A concept we always use in trading is the importance of using support and resistance levels for entry and exit of positions. Like getting a good entry, important for successful trade is exiting your trades at levels that maximize your gains. In this article, we will show you how to use Fibonacci retracements for finding a good entry and stop loss levels.
Fibonacci retracements are a tool that is often used in the financial markets technical analysis for finding good entry points for trades. These levels are usually found by pinpointing the swing high and low in the direction of the prevailing trend. Retracements show the percentage price rebound (retraces) from the extreme points on the chart.
Fibonacci retracements of 23.6%, 38.2%, 50%, 61.8%, 75% and 88.6% are often used in the financial markets. These points are horizontal lines visible on the chart. Traditionally traders begin to look for the instrument to react from these levels back into the direction of the initial trend. Retracement levels can be used by trend traders or breakout traders as well.
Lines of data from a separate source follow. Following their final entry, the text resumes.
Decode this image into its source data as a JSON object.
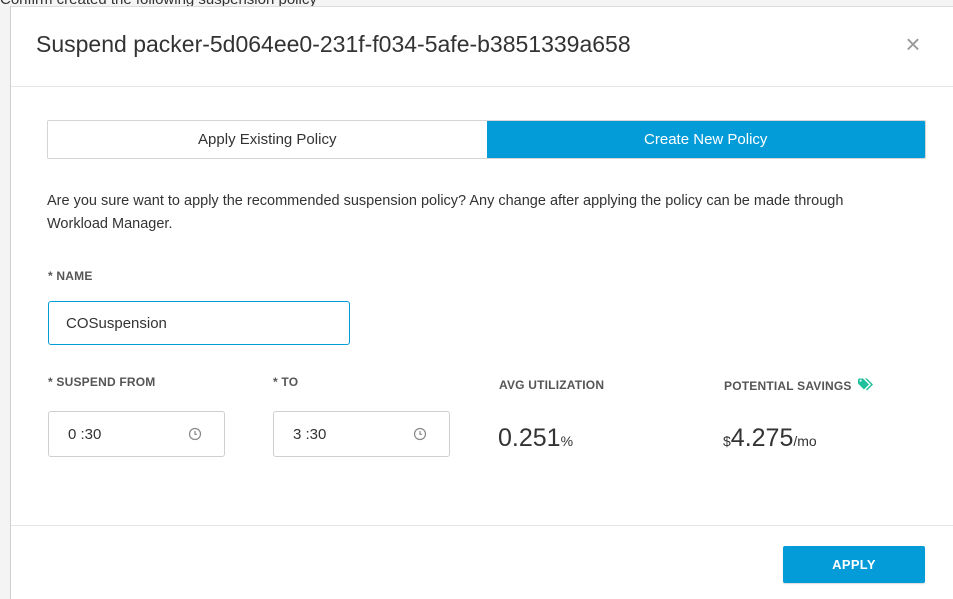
{
  "background": {
    "caption": "Confirm created the following suspension policy"
  },
  "modal": {
    "title": "Suspend packer-5d064ee0-231f-f034-5afe-b3851339a658",
    "close_label": "×"
  },
  "tabs": [
    {
      "label": "Apply Existing Policy",
      "active": false
    },
    {
      "label": "Create New Policy",
      "active": true
    }
  ],
  "description": "Are you sure want to apply the recommended suspension policy? Any change after applying the policy can be made through Workload Manager.",
  "name_field": {
    "label": "* NAME",
    "value": "COSuspension"
  },
  "suspend_from": {
    "label": "* SUSPEND FROM",
    "value": "0 :30"
  },
  "suspend_to": {
    "label": "* TO",
    "value": "3 :30"
  },
  "avg_utilization": {
    "label": "AVG UTILIZATION",
    "value": "0.251",
    "unit": "%"
  },
  "potential_savings": {
    "label": "POTENTIAL SAVINGS",
    "currency": "$",
    "value": "4.275",
    "unit": "/mo",
    "icon": "tags-icon"
  },
  "apply_button": {
    "label": "APPLY"
  },
  "colors": {
    "accent": "#049cd8",
    "savings_icon": "#20c09c"
  }
}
Looking at the Gold daily chart, we can see that the instrument is in a downtrend channel (we are using Pitchfork channels) and also below important 200 SMA 1273 level.
Now make sure that you choose Fibonacci retracement tool from your platform (usually it is built in tool) and apply it to the chart pinpointed from the July ’16 high as 100% and Dec. ’16 low as 0.
How can you interpret Fibonacci retracement on Gold?
You can see now, that with the prevailing downtrend, you can only choose short trade entry, because as long as the instrument is below 200 SMA 1273 level and falling channel line 1300 level, long trade entries will be counter-trend trades.  The short trade could be initiated here or on any near term bounce to 50% Fibbo retracement 1258 level with stop loss 10$ above this level.
That will be the first try to catch the downside reversal in the Gold. The second will be, if this one fails, between 200 SMA 1273 level and 61.8% Fibbo retracement 1290 level. The clear daily close above 1290 level would invalidate the downtrend and could lead to a higher retracement level 75% 88.6%.
You can use this tool for any instrument on the market and it will become easy for you to choose good entry points.